Głosuj proszę wyłącznie we własnym imieniu, na mnie nie zważając. ![]()
Nie głosując dajesz mi prawo wybierania również za Ciebie. Zapewniam Cię, że z tego prawa skorzystam jak najbardziej. I nie będę się ani przez chwilę zastanawiała nad tym jak byś chciał, żeby było. Będzie tak, jak ja chcę. Sam mi to prawo dajesz ![]()
OK. W takim razie oddaję Ci 0,27 części mego głosu i w lokalu poproś o adekwatną cześć dodatkowej karty do głosowania. Nie daję Ci całości, bo resztę pewnie uda mi się upchnąć po rodzinie i znajomych. ![]()
Biorę sobie całość do spółki z innymi wyborcami. Nie masz na to wpływu. Jak nie głosujesz, to sama sobie biorę. Rezygnujesz, więc nie masz. Za to ja i inni mamy więcej
![]()
To ile kart do głosowania spodziewasz się dostać w lokalu? ![]()

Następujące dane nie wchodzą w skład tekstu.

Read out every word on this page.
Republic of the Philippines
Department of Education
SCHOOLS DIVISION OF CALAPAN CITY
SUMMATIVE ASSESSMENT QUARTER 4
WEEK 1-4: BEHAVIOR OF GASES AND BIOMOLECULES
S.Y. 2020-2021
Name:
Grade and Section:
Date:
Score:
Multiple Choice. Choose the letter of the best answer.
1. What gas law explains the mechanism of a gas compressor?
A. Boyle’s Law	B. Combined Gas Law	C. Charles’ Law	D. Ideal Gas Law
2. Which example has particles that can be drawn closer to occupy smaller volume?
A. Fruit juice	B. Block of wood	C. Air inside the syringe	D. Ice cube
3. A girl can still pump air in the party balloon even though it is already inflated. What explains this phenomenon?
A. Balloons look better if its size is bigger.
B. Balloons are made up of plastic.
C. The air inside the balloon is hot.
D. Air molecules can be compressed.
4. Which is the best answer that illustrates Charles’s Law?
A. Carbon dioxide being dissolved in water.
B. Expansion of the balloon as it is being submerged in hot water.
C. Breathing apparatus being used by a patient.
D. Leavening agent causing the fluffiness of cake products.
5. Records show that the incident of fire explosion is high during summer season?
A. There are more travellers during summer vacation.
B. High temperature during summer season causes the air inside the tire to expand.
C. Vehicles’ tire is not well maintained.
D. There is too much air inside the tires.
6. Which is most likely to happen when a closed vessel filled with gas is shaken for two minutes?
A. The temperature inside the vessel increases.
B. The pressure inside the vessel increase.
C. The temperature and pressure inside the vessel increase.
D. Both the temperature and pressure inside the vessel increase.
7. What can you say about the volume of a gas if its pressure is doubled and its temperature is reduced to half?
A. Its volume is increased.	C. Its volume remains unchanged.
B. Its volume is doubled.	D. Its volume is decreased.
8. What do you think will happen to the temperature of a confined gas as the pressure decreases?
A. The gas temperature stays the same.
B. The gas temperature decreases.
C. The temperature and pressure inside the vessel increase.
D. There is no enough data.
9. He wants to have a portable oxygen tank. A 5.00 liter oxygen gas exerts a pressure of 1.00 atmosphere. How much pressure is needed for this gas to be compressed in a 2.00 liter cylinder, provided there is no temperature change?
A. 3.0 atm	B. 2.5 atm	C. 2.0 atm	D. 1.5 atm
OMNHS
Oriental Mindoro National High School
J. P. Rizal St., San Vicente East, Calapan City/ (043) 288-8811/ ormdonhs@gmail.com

Jedną, ale moje głosowanie będzie mocniejsze, bo Ty swojej nie dostaniesz, więc mój głos będzie silniejszy dzięki temu.
A gdyby wszyscy nie poszli, tylko jedna osoba poszła? Jak silny byłby jej głos
![]()
Gdyby poszła tylko jedna osoba, być może politycy w końcu zdaliby sobie sprawę, jak beznadziejne rzeczy wyprawiają, że poparła ich tylko ta jedna osoba.

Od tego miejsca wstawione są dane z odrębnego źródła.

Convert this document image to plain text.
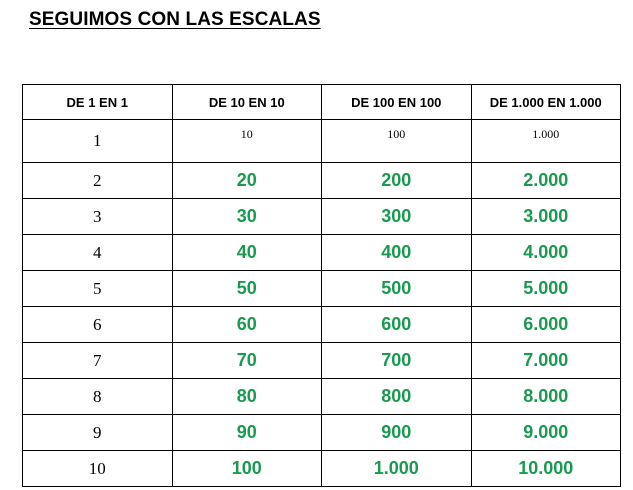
SEGUIMOS CON LAS ESCALAS
DE 1 EN 1	DE 10 EN 10	DE 100 EN 100	DE 1.000 EN 1.000
1	10	100	1.000
2	20	200	2.000
3	30	300	3.000
4	40	400	4.000
5	50	500	5.000
6	60	600	6.000
7	70	700	7.000
8	80	800	8.000
9	90	900	9.000
10	100	1.000	10.000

Podejrzewasz ich o to? Ja nie. Oni po prostu chcą być wybrani ![]()
W takim więc razie chyba aż takim frajerem nie jestem, skoro nie mam zamiaru spełniać zachcianek różnej maści politykierów. ![]()
Im akurat jest wszystko jedno ilu ich wybierze. Dla nich ważne jest to, żeby to ich wybrali ![]()
Tak więc ja nie przyłożę ręki do utrzymania dobrobytu tego patologicznego towarzystwa.
A tym czasem miłego weekendu i do zobaczenia w nowej rzeczywistości. ![]()
A ja przyłożę. Wybierać będę tych, których chcę, a nie tych, którzy chcą ![]()
Również miłego
![]()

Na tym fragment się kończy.